$\newcommand{\e}{\varepsilon}$$\newcommand{\one}{\mathbf 1}$$\newcommand{\x}{\mathbf x}$If we're doing simple linear regression we can view this as $y = X\beta + \e$ with
$$
X = \left[\begin{array}{cc}1 & x_1 \\ \vdots & \vdots \\ 1 & x_n\end{array}\right] = [\one \; \x] \in \mathbb R^{n\times p}.
$$
This already makes it clear that perfect multicollinearity happens when $\x \in \text{span}(\one)$, i.e. $\x$ is constant, but we can say more than this.

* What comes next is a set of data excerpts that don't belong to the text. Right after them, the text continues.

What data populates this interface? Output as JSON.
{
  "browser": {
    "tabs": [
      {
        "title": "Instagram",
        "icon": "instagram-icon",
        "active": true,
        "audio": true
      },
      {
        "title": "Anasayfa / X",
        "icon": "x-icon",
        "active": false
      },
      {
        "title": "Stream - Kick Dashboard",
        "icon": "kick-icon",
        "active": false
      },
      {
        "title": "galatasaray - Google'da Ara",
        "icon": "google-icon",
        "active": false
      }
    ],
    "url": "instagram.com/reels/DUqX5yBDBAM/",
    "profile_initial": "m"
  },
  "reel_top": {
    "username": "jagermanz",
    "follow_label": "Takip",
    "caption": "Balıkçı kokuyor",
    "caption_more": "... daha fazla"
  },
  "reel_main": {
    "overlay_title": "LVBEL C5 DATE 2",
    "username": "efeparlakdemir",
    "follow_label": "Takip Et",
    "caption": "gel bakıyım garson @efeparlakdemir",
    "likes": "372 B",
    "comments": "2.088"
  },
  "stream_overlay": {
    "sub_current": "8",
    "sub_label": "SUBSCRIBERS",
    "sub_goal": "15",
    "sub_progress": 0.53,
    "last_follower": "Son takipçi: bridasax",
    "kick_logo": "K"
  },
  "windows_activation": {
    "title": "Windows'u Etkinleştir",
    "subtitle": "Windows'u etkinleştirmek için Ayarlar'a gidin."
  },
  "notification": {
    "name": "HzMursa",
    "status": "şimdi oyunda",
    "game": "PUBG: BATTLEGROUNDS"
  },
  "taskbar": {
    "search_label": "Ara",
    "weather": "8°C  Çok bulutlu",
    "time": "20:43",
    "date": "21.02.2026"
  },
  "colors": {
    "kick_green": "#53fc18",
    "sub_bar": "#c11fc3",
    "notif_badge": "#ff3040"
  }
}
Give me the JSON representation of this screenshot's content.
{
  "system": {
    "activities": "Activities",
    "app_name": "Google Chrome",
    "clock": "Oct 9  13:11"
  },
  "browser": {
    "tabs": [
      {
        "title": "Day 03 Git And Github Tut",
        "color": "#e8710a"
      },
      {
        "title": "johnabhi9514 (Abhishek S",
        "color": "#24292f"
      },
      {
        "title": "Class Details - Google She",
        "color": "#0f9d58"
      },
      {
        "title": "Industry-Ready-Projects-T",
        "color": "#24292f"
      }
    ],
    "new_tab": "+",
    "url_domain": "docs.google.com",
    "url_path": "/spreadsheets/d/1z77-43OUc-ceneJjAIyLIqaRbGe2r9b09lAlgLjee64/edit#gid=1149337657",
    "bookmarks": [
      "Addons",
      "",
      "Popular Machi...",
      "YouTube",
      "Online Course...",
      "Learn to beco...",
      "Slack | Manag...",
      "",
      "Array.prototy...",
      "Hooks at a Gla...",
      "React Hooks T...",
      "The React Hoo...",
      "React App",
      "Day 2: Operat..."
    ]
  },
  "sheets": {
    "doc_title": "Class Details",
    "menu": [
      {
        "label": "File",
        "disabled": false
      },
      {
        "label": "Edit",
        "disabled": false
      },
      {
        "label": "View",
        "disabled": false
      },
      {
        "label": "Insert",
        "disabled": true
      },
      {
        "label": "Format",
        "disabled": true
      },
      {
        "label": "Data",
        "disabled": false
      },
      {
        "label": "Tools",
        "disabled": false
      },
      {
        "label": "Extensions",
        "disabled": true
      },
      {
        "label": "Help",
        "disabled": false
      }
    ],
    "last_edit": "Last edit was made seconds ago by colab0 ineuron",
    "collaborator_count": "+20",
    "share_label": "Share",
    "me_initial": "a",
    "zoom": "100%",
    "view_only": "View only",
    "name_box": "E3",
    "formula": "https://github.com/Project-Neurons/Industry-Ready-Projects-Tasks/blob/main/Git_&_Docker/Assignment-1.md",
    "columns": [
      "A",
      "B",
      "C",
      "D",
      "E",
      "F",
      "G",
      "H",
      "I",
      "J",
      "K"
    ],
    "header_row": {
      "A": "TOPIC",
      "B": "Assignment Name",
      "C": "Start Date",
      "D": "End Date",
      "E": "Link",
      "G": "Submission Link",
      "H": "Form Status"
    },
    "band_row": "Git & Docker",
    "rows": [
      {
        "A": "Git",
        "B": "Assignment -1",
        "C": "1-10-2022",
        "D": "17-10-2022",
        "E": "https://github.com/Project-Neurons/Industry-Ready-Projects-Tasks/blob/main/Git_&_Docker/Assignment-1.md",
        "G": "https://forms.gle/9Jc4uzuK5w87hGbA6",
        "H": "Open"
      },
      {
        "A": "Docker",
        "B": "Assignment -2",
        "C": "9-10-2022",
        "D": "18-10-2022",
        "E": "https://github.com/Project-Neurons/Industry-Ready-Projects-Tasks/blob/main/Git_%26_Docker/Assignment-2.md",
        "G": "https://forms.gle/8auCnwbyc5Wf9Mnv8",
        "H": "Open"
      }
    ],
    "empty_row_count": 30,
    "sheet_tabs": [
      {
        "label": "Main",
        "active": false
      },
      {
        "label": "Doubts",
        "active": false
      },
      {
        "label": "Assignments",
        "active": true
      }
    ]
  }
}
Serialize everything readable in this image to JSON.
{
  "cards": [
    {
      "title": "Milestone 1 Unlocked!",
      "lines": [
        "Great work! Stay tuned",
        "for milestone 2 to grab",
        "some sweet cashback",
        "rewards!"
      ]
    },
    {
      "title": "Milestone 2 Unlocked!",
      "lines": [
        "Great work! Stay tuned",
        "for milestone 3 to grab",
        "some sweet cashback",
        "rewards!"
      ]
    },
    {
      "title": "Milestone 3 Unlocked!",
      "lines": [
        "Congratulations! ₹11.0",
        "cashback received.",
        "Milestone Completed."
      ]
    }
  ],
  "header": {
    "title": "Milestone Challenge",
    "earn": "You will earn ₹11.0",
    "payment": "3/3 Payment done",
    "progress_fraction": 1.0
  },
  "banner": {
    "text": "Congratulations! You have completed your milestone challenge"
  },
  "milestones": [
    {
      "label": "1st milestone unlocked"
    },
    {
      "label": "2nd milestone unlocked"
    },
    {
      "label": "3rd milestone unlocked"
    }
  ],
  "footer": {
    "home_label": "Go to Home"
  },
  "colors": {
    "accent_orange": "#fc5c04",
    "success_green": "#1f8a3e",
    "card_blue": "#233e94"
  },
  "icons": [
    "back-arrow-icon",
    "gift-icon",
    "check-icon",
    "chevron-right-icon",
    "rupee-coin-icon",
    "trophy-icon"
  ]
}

To get $\hat\beta$ we need
$$
X^TX = \left[\begin{array}{cc}n & n\bar x \\ n\bar x & \x^T\x\end{array}\right]
$$
which we need to be invertible, which happens if and only if $\det X^TX \neq 0$. We have
$$
\det X^TX = n\x^T\x - n^2\bar x^2 = n(\x^T\x - n\bar x^2)
$$
and it's well-known that
$$
\x^T\x - n\bar x^2 = \sum_{i=1}^n (x_i - \bar x)^2
$$
so
$$
\det X^TX > 0\iff\sum_{i=1}^n (x_i - \bar x)^2 > 0.
$$
If $\x \in \text{span}(\one)$ then $\det X^TX = 0$, and this also shows that the smaller the sample variance of $\x$ is, the more ill-conditioned this regression is.
Furthermore, under the assumption that $\text E(\e) = \mathbf0 $ and $\text E(\e\e^T) = \sigma^2 I$ we know
$$
\text{Var}(\hat\beta) = \sigma^2 (X^TX)^{-1}
$$
and $X^TX$ is 2x2 so we can work out that
$$
(X^TX)^{-1} = \frac{1}{\det X^TX} \left[\begin{array}{cc}\x^T\x & -n\bar x \\ -n\bar x & n\end{array}\right]
$$
which shows that the standard errors will also increase as $\x$ gets closer and closer to being in $\text{span}(\one)$, as measured by the sample variance of $\x$. This is just a consequence of the usual result that multicollinearity inflates standard errors but it's nice that we can so explicitly see how it does it here.